🤖 AI Summary
To address the trade-off between poor robustness of conventional methods and high computational overhead of text-guided large models in multimodal image fusion, this paper proposes a lightweight, inference-efficient fusion framework that eliminates the need for textual input during inference. Our method introduces three key innovations: (1) distilling textual prior knowledge embedded in large language models (LLMs) into a compact image fusion network; (2) designing a spatial-channel cross-fusion module to enable cross-dimensional prior modeling; and (3) implementing knowledge transfer via a teacher–student architecture.
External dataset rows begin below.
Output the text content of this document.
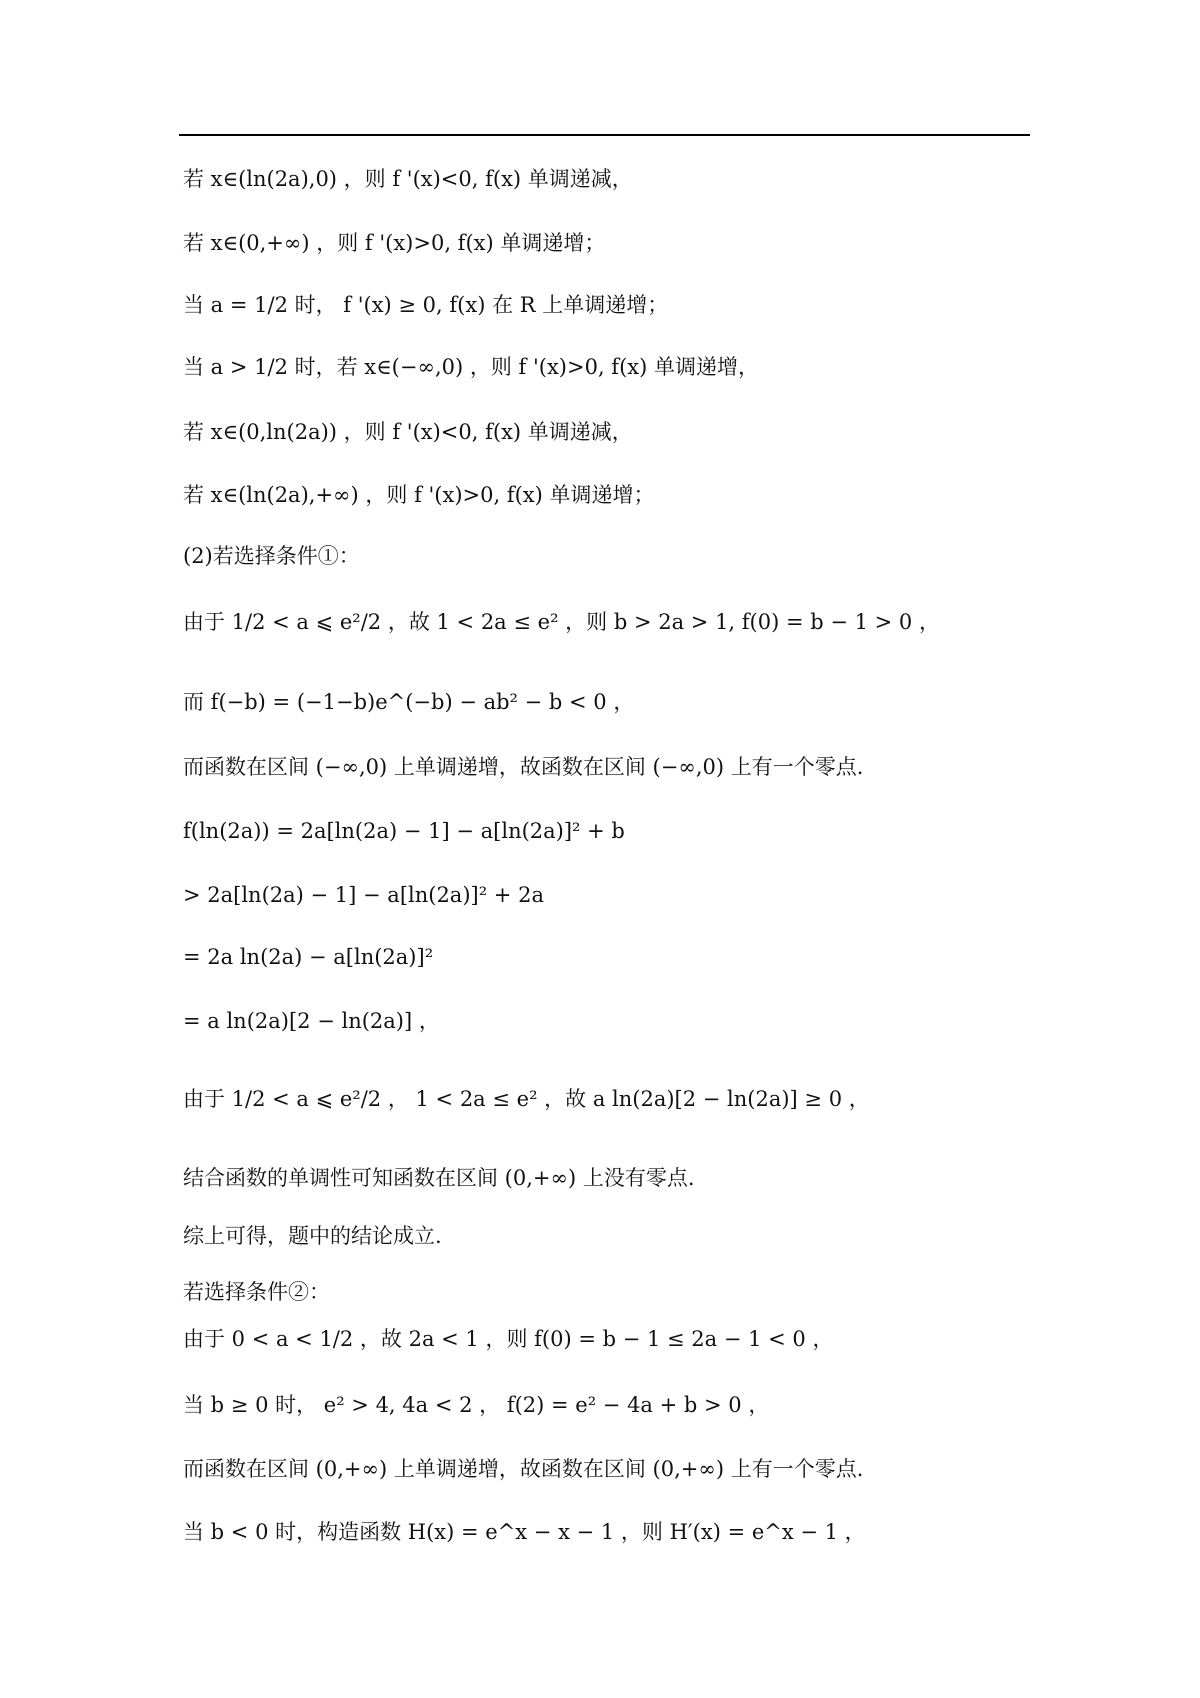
若 x∈(ln(2a),0) ，则 f '(x)<0, f(x) 单调递减，
若 x∈(0,+∞) ，则 f '(x)>0, f(x) 单调递增；
当 a = 1/2 时， f '(x) ≥ 0, f(x) 在 R 上单调递增；
当 a > 1/2 时，若 x∈(−∞,0) ，则 f '(x)>0, f(x) 单调递增，
若 x∈(0,ln(2a)) ，则 f '(x)<0, f(x) 单调递减，
若 x∈(ln(2a),+∞) ，则 f '(x)>0, f(x) 单调递增；
(2)若选择条件①：
由于 1/2 < a ⩽ e²/2 ，故 1 < 2a ≤ e² ，则 b > 2a > 1, f(0) = b − 1 > 0 ，
而 f(−b) = (−1−b)e^(−b) − ab² − b < 0 ，
而函数在区间 (−∞,0) 上单调递增，故函数在区间 (−∞,0) 上有一个零点.
f(ln(2a)) = 2a[ln(2a) − 1] − a[ln(2a)]² + b
> 2a[ln(2a) − 1] − a[ln(2a)]² + 2a
= 2a ln(2a) − a[ln(2a)]²
= a ln(2a)[2 − ln(2a)] ，
由于 1/2 < a ⩽ e²/2 ， 1 < 2a ≤ e² ，故 a ln(2a)[2 − ln(2a)] ≥ 0 ，
结合函数的单调性可知函数在区间 (0,+∞) 上没有零点.
综上可得，题中的结论成立.
若选择条件②：
由于 0 < a < 1/2 ，故 2a < 1 ，则 f(0) = b − 1 ≤ 2a − 1 < 0 ，
当 b ≥ 0 时， e² > 4, 4a < 2 ， f(2) = e² − 4a + b > 0 ，
而函数在区间 (0,+∞) 上单调递增，故函数在区间 (0,+∞) 上有一个零点.
当 b < 0 时，构造函数 H(x) = e^x − x − 1 ，则 H′(x) = e^x − 1 ，
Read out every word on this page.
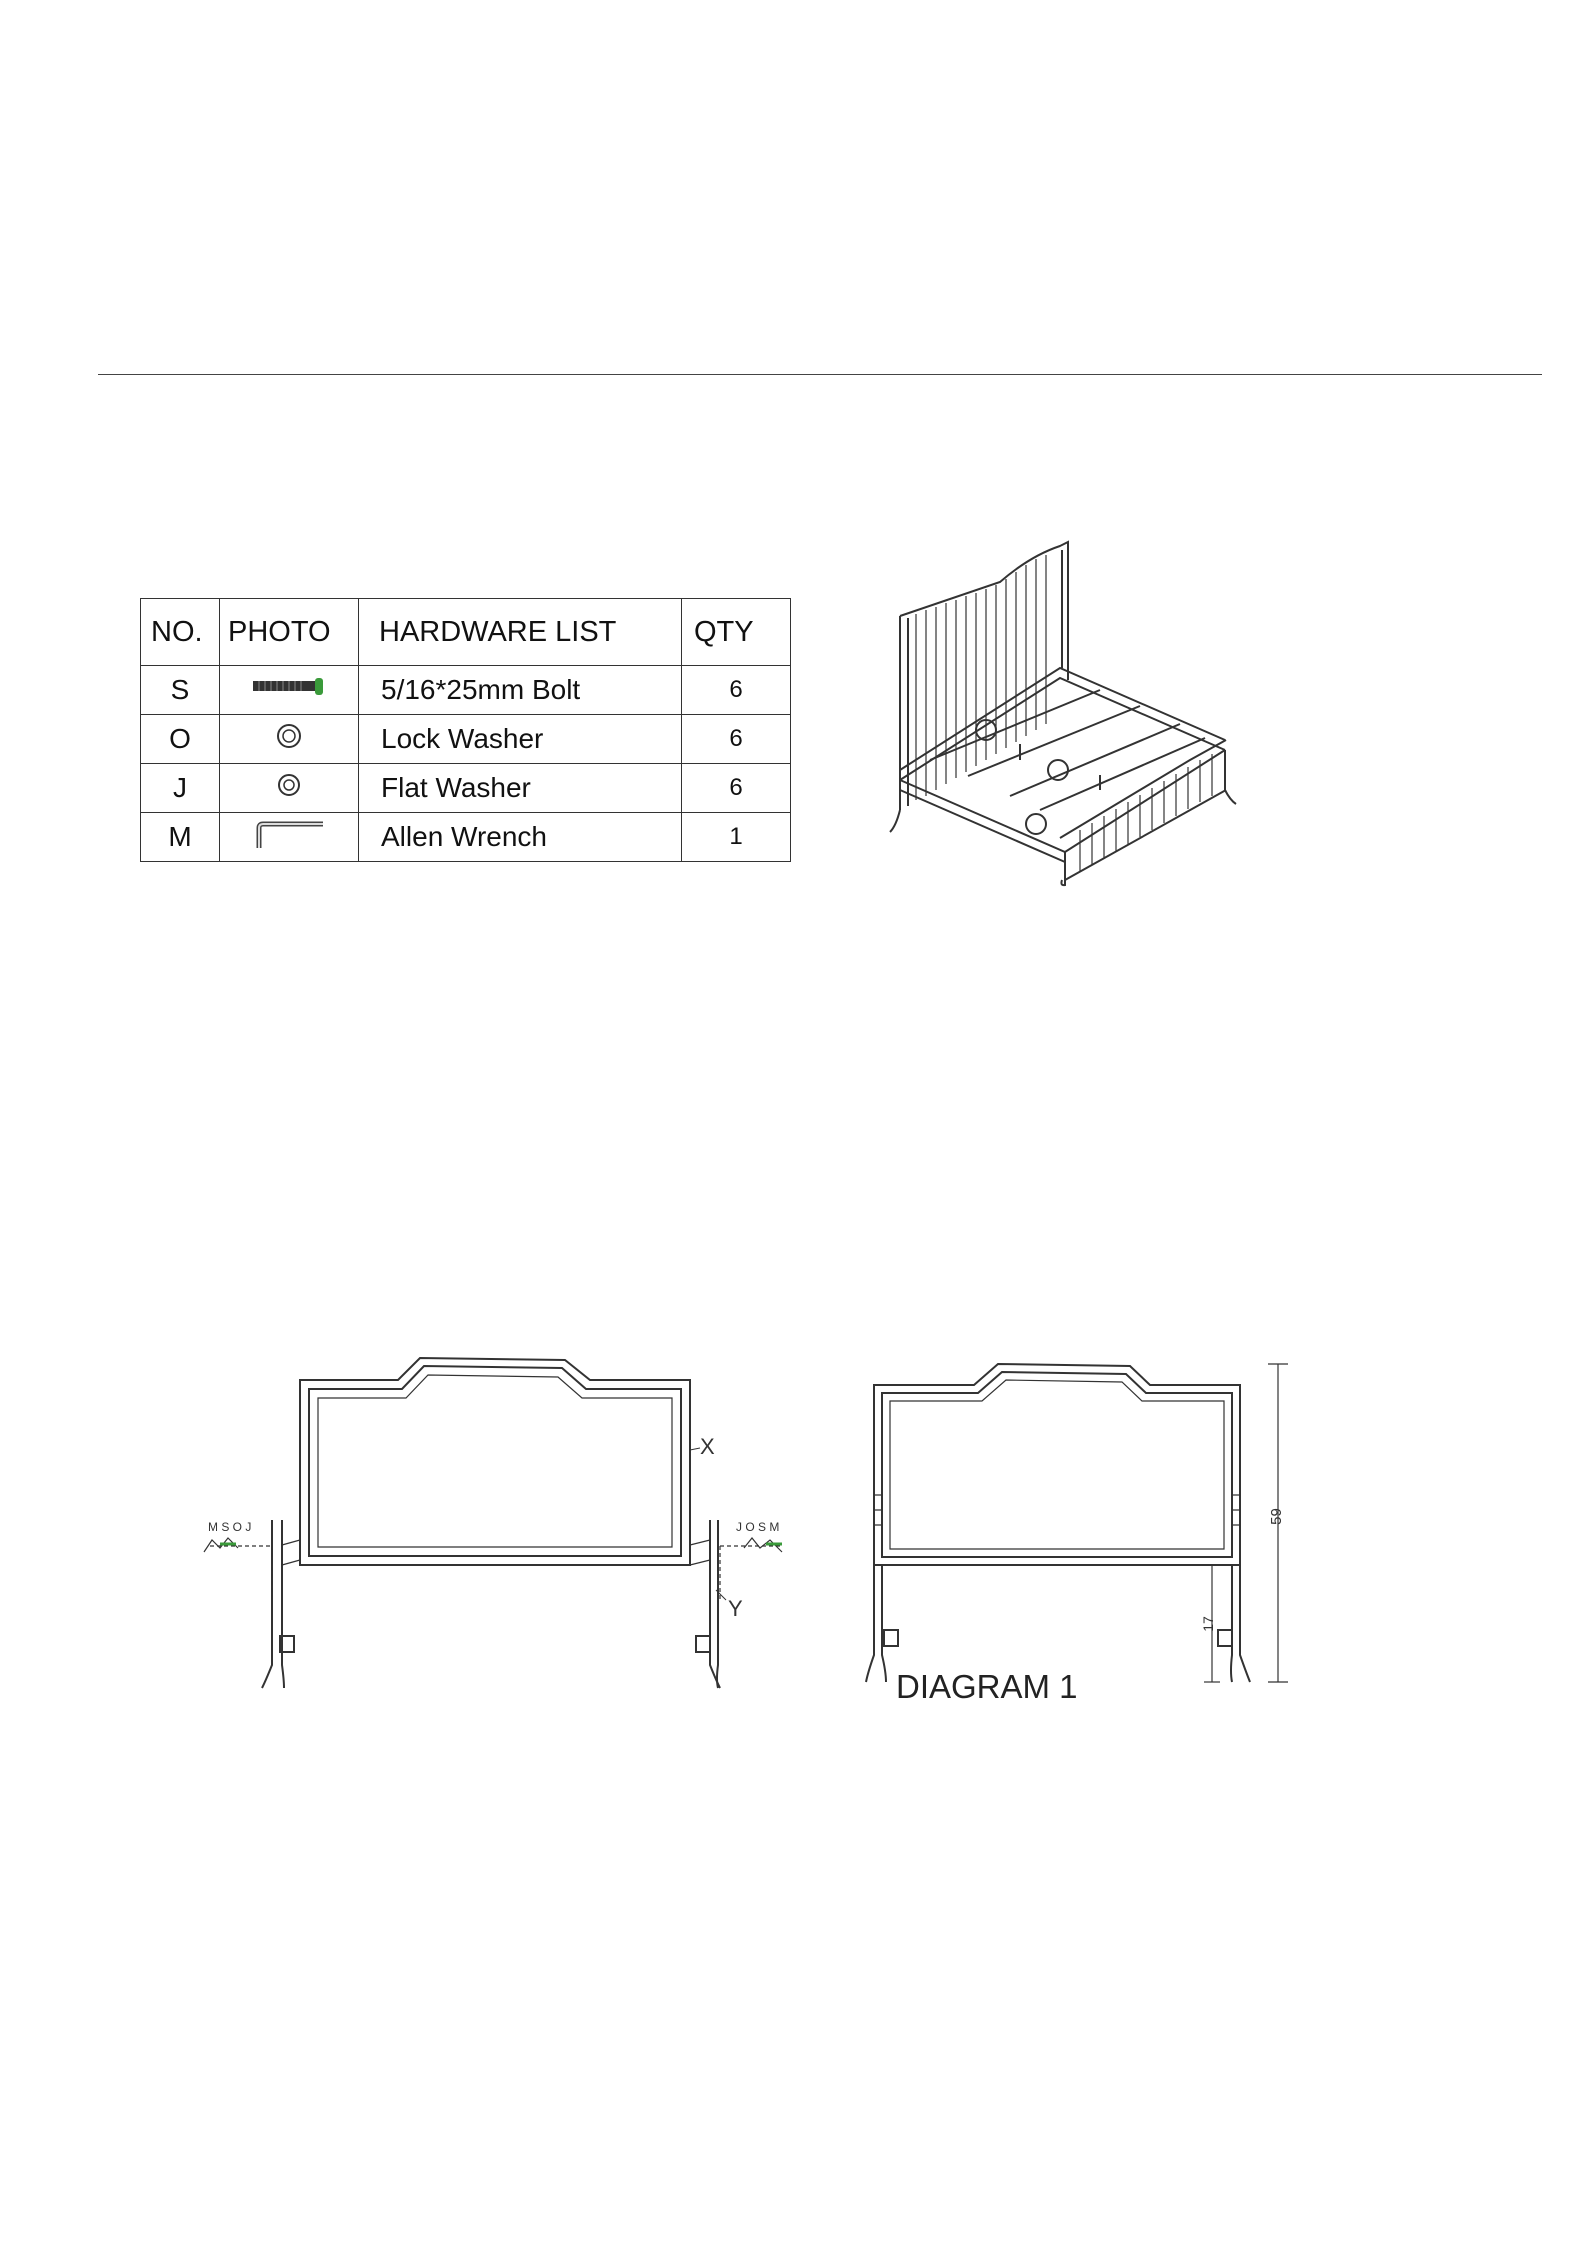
NO.	PHOTO	HARDWARE LIST	QTY
S		5/16*25mm Bolt	6
O		Lock Washer	6
J		Flat Washer	6
M		Allen Wrench	1
X
Y
M S O J	J O S M
59
17
DIAGRAM 1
Experimental results demonstrate that the proposed approach retains over 90% of the teacher model’s performance while reducing both parameter count and inference latency by 90%. It significantly outperforms existing state-of-the-art methods across multiple benchmarks. The source code will be made publicly available.
📝 Abstract
Multi-modality image fusion aims to synthesize a single, comprehensive image from multiple source inputs. Traditional approaches, such as CNNs and GANs, offer efficiency but struggle to handle low-quality or complex inputs. Recent advances in text-guided methods leverage large model priors to overcome these limitations, but at the cost of significant computational overhead, both in memory and inference time. To address this challenge, we propose a novel framework for distilling large model priors, eliminating the need for text guidance during inference while dramatically reducing model size. Our framework utilizes a teacher-student architecture, where the teacher network incorporates large model priors and transfers this knowledge to a smaller student network via a tailored distillation process. Additionally, we introduce spatial-channel cross-fusion module to enhance the model's ability to leverage textual priors across both spatial and channel dimensions. Our method achieves a favorable trade-off between computational efficiency and fusion quality. The distilled network, requiring only 10% of the parameters and inference time of the teacher network, retains 90% of its performance and outperforms existing SOTA methods. Extensive experiments demonstrate the effectiveness of our approach. The implementation will be made publicly available as an open-source resource.